Nonunion staff in Naperville could receive up to 3% merit raises next year plus a 1% bonus to be handed out only in 2023 as a compromise after the Naperville City Council was evenly divided over pay increases.

For the past month, the council has been poring over a $603 million budget for next year set for approval Dec. 6.

The final sticking point at the recent final budget workshop involved pay raises for nonunion staff. Union wage increases were negotiated through the various collective bargaining agreements.

Because Patty Gustin, who is stepping down from the council after being elected to the DuPage County Board in District 5, won’t be at the budget adoption meeting, a compromise between the four members favoring staff-recommended 4% raises and the four preferring 3% raises had to be reached.

The difference amounts to $300,000.

Mayor Steve Chirico said his concern was the compounding effect the added 1% would have on future budgets and long-term pension benefits for city employees.

“This is something that will stay with us,” he said.

Councilman Benny White countered that residents are customers, and it’s the staff who deal with those customers.

“I like for them to be proud of the fact that they work here in Naperville, and they’re getting paid a fair wage and so on,” White said. “Those are the folks who are in front of the residents.”

Councilman Ian Holzhauer agreed, saying staff has supported the city and its citizens, and a 4% raise was a vote of confidence in their work.

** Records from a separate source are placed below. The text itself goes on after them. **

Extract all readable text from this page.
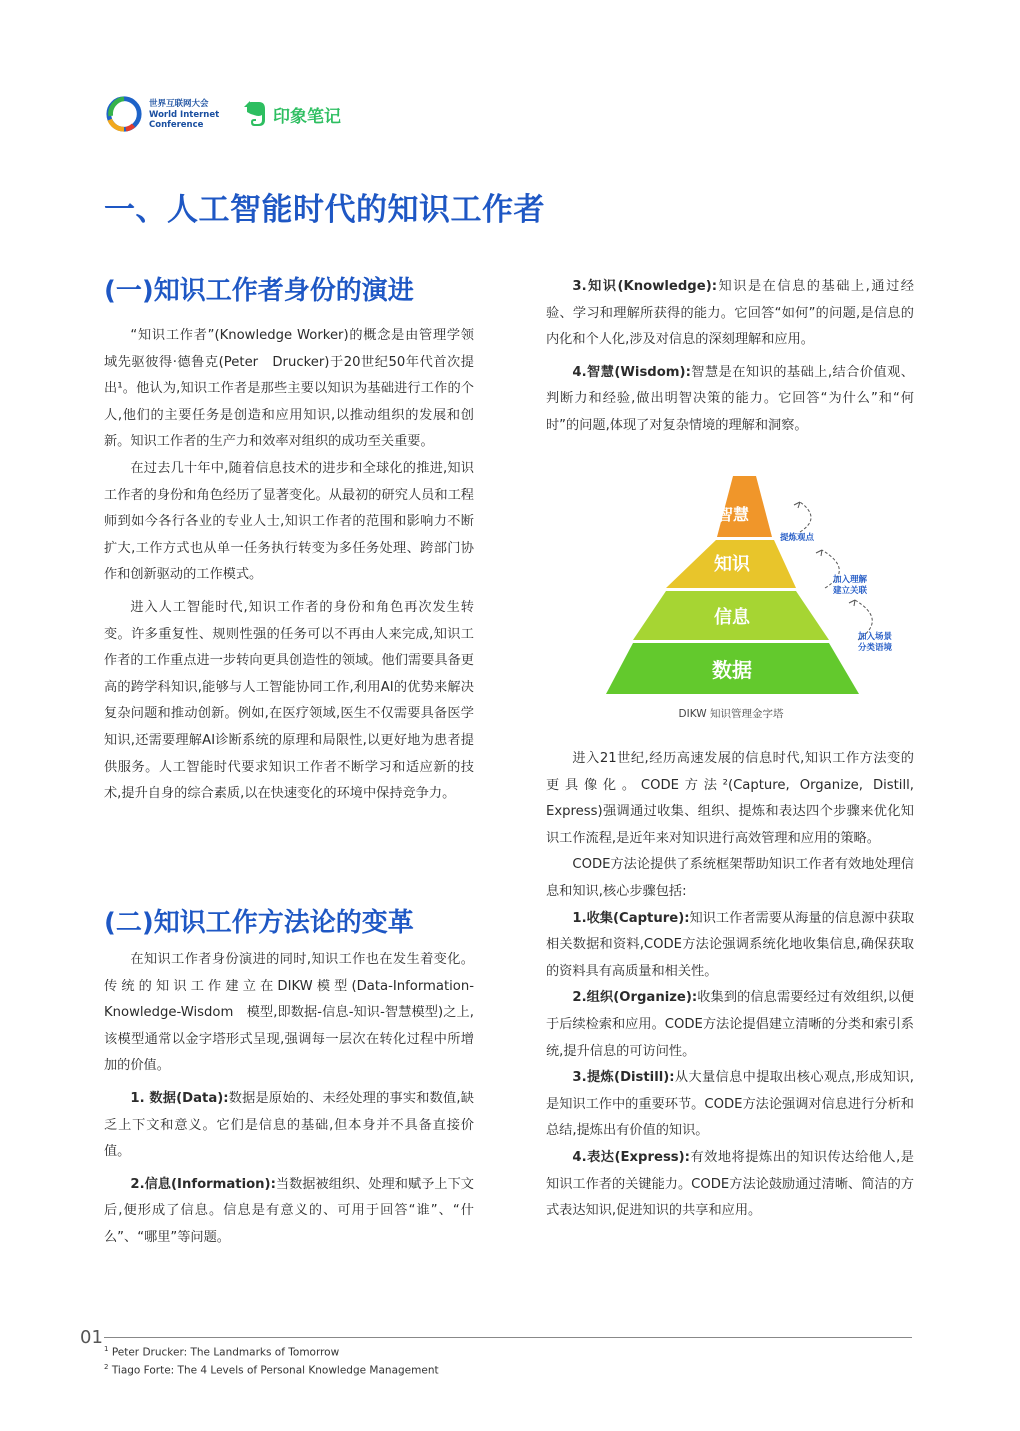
世界互联网大会
World Internet
Conference	印象笔记
一、人工智能时代的知识工作者
(一)知识工作者身份的演进

“知识工作者”(Knowledge Worker)的概念是由管理学领域先驱彼得·德鲁克(Peter　Drucker)于20世纪50年代首次提出¹。他认为,知识工作者是那些主要以知识为基础进行工作的个人,他们的主要任务是创造和应用知识,以推动组织的发展和创新。知识工作者的生产力和效率对组织的成功至关重要。

在过去几十年中,随着信息技术的进步和全球化的推进,知识工作者的身份和角色经历了显著变化。从最初的研究人员和工程师到如今各行各业的专业人士,知识工作者的范围和影响力不断扩大,工作方式也从单一任务执行转变为多任务处理、跨部门协作和创新驱动的工作模式。

进入人工智能时代,知识工作者的身份和角色再次发生转变。许多重复性、规则性强的任务可以不再由人来完成,知识工作者的工作重点进一步转向更具创造性的领域。他们需要具备更高的跨学科知识,能够与人工智能协同工作,利用AI的优势来解决复杂问题和推动创新。例如,在医疗领域,医生不仅需要具备医学知识,还需要理解AI诊断系统的原理和局限性,以更好地为患者提供服务。人工智能时代要求知识工作者不断学习和适应新的技术,提升自身的综合素质,以在快速变化的环境中保持竞争力。

(二)知识工作方法论的变革

在知识工作者身份演进的同时,知识工作也在发生着变化。传统的知识工作建立在DIKW模型(Data-Information-Knowledge-Wisdom　模型,即数据-信息-知识-智慧模型)之上,该模型通常以金字塔形式呈现,强调每一层次在转化过程中所增加的价值。

1. 数据(Data):数据是原始的、未经处理的事实和数值,缺乏上下文和意义。它们是信息的基础,但本身并不具备直接价值。

2.信息(Information):当数据被组织、处理和赋予上下文后,便形成了信息。信息是有意义的、可用于回答“谁”、“什么”、“哪里”等问题。

3.知识(Knowledge):知识是在信息的基础上,通过经验、学习和理解所获得的能力。它回答“如何”的问题,是信息的内化和个人化,涉及对信息的深刻理解和应用。

4.智慧(Wisdom):智慧是在知识的基础上,结合价值观、判断力和经验,做出明智决策的能力。它回答“为什么”和“何时”的问题,体现了对复杂情境的理解和洞察。

智慧
知识
信息
数据
提炼观点
加入理解建立关联
加入场景分类语境
DIKW 知识管理金字塔

进入21世纪,经历高速发展的信息时代,知识工作方法变的更具像化。CODE方法²(Capture, Organize, Distill, Express)强调通过收集、组织、提炼和表达四个步骤来优化知识工作流程,是近年来对知识进行高效管理和应用的策略。

CODE方法论提供了系统框架帮助知识工作者有效地处理信息和知识,核心步骤包括:

1.收集(Capture):知识工作者需要从海量的信息源中获取相关数据和资料,CODE方法论强调系统化地收集信息,确保获取的资料具有高质量和相关性。

2.组织(Organize):收集到的信息需要经过有效组织,以便于后续检索和应用。CODE方法论提倡建立清晰的分类和索引系统,提升信息的可访问性。

3.提炼(Distill):从大量信息中提取出核心观点,形成知识,是知识工作中的重要环节。CODE方法论强调对信息进行分析和总结,提炼出有价值的知识。

4.表达(Express):有效地将提炼出的知识传达给他人,是知识工作者的关键能力。CODE方法论鼓励通过清晰、简洁的方式表达知识,促进知识的共享和应用。

01
$^1$ Peter Drucker: The Landmarks of Tomorrow
$^2$ Tiago Forte: The 4 Levels of Personal Knowledge Management
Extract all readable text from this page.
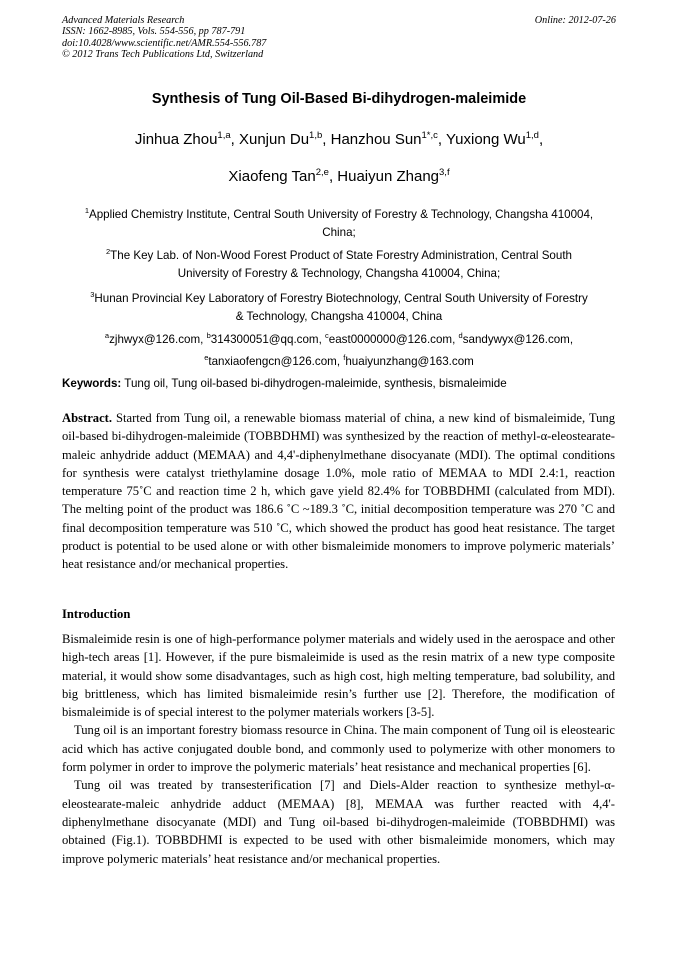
Advanced Materials Research
ISSN: 1662-8985, Vols. 554-556, pp 787-791
doi:10.4028/www.scientific.net/AMR.554-556.787
© 2012 Trans Tech Publications Ltd, Switzerland
Online: 2012-07-26
Synthesis of Tung Oil-Based Bi-dihydrogen-maleimide
Jinhua Zhou$^{1,a}$, Xunjun Du$^{1,b}$, Hanzhou Sun$^{1*,c}$, Yuxiong Wu$^{1,d}$,
Xiaofeng Tan$^{2,e}$, Huaiyun Zhang$^{3,f}$
$^1$Applied Chemistry Institute, Central South University of Forestry & Technology, Changsha 410004,
China;
$^2$The Key Lab. of Non-Wood Forest Product of State Forestry Administration, Central South
University of Forestry & Technology, Changsha 410004, China;
$^3$Hunan Provincial Key Laboratory of Forestry Biotechnology, Central South University of Forestry
& Technology, Changsha 410004, China
$^a$zjhwyx@126.com, $^b$314300051@qq.com, $^c$east0000000@126.com, $^d$sandywyx@126.com,
$^e$tanxiaofengcn@126.com, $^f$huaiyunzhang@163.com
Keywords: Tung oil, Tung oil-based bi-dihydrogen-maleimide, synthesis, bismaleimide
Abstract. Started from Tung oil, a renewable biomass material of china, a new kind of bismaleimide, Tung oil-based bi-dihydrogen-maleimide (TOBBDHMI) was synthesized by the reaction of methyl-α-eleostearate-maleic anhydride adduct (MEMAA) and 4,4'-diphenylmethane disocyanate (MDI). The optimal conditions for synthesis were catalyst triethylamine dosage 1.0%, mole ratio of MEMAA to MDI 2.4:1, reaction temperature 75˚C and reaction time 2 h, which gave yield 82.4% for TOBBDHMI (calculated from MDI). The melting point of the product was 186.6 ˚C ~189.3 ˚C, initial decomposition temperature was 270 ˚C and final decomposition temperature was 510 ˚C, which showed the product has good heat resistance. The target product is potential to be used alone or with other bismaleimide monomers to improve polymeric materials’ heat resistance and/or mechanical properties.
Introduction

Bismaleimide resin is one of high-performance polymer materials and widely used in the aerospace and other high-tech areas [1]. However, if the pure bismaleimide is used as the resin matrix of a new type composite material, it would show some disadvantages, such as high cost, high melting temperature, bad solubility, and big brittleness, which has limited bismaleimide resin’s further use [2]. Therefore, the modification of bismaleimide is of special interest to the polymer materials workers [3-5].

Tung oil is an important forestry biomass resource in China. The main component of Tung oil is eleostearic acid which has active conjugated double bond, and commonly used to polymerize with other monomers to form polymer in order to improve the polymeric materials’ heat resistance and mechanical properties [6].

Tung oil was treated by transesterification [7] and Diels-Alder reaction to synthesize methyl-α-eleostearate-maleic anhydride adduct (MEMAA) [8], MEMAA was further reacted with 4,4'-diphenylmethane disocyanate (MDI) and Tung oil-based bi-dihydrogen-maleimide (TOBBDHMI) was obtained (Fig.1). TOBBDHMI is expected to be used with other bismaleimide monomers, which may improve polymeric materials’ heat resistance and/or mechanical properties.
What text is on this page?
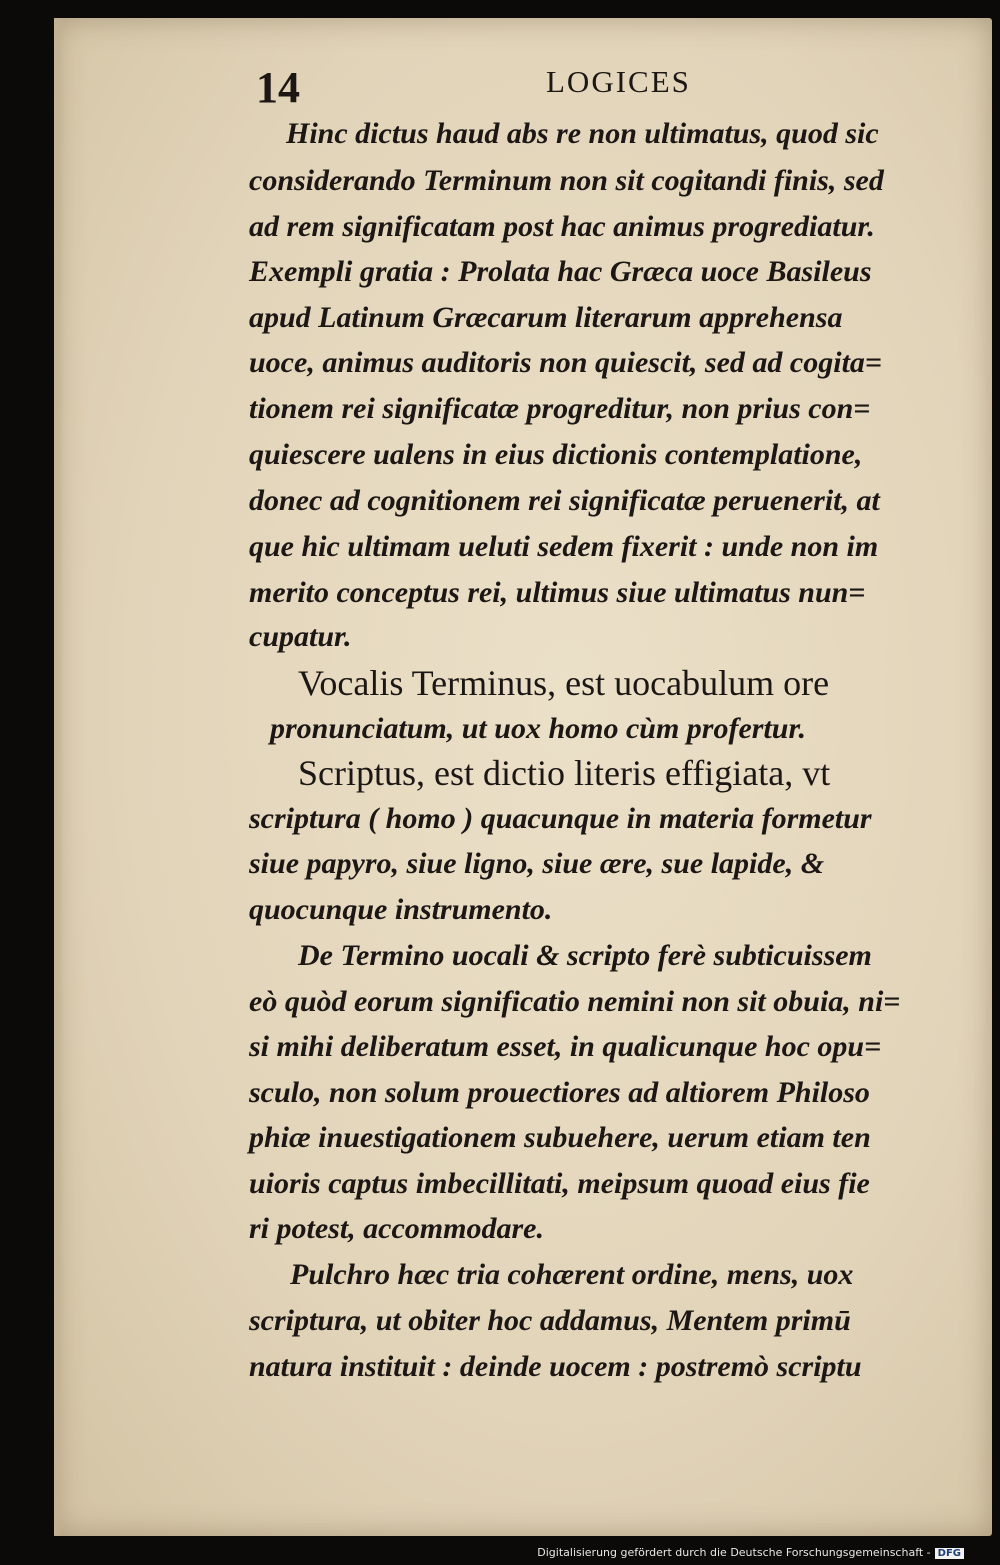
14	LOGICES
Hinc dictus haud abs re non ultimatus, quod sic
considerando Terminum non sit cogitandi finis, sed
ad rem significatam post hac animus progrediatur.
Exempli gratia : Prolata hac Græca uoce Basileus
apud Latinum Græcarum literarum apprehensa
uoce, animus auditoris non quiescit, sed ad cogita=
tionem rei significatæ progreditur, non prius con=
quiescere ualens in eius dictionis contemplatione,
donec ad cognitionem rei significatæ peruenerit, at
que hic ultimam ueluti sedem fixerit : unde non im
merito conceptus rei, ultimus siue ultimatus nun=
cupatur.
Vocalis Terminus, est uocabulum ore
pronunciatum, ut uox homo cùm profertur.
Scriptus, est dictio literis effigiata, vt
scriptura ( homo ) quacunque in materia formetur
siue papyro, siue ligno, siue ære, sue lapide, &
quocunque instrumento.
De Termino uocali & scripto ferè subticuissem
eò quòd eorum significatio nemini non sit obuia, ni=
si mihi deliberatum esset, in qualicunque hoc opu=
sculo, non solum prouectiores ad altiorem Philoso
phiæ inuestigationem subuehere, uerum etiam ten
uioris captus imbecillitati, meipsum quoad eius fie
ri potest, accommodare.
Pulchro hæc tria cohærent ordine, mens, uox
scriptura, ut obiter hoc addamus, Mentem primū
natura instituit : deinde uocem : postremò scriptu
Digitalisierung gefördert durch die Deutsche Forschungsgemeinschaft - DFG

“Nobody’s saying our staff isn’t worth that,” Councilman Paul Hinterlong said, but it’s also about fairness.

“I think 3% is fair,” he said. “Last year I thought 3% was too much and I didn’t vote for it. This year I think I could live with 3%.”

Another consideration, Councilwoman Theresa Sullivan said, is the city needs to be competitive with wages.

“I don’t want to be kind of penny-wise and pound-foolish,” Sullivan said.

A compensation study, which is proposed in the new budget, will help the next council make more educated decisions, she said.

In the interim, Sullivan said she’d support the 4% suggested by staff in the budget.

Councilwoman Jennifer Taylor Bruzan added that while she saw no malfeasance, she found it odd that the same staff who helped negotiate union contracts that led to higher wages is now requesting a pay hike for themselves.

As a compromise to ensure the budget gets approved, Councilman Patrick Kelly proposed the 3% merit increase with a 1% bonus that would only apply to 2023 and not affect long-term retirement calculations.

In a final straw poll, six on the council supported the deal. Hinterlong and Paul Leong were the only council members to dissent.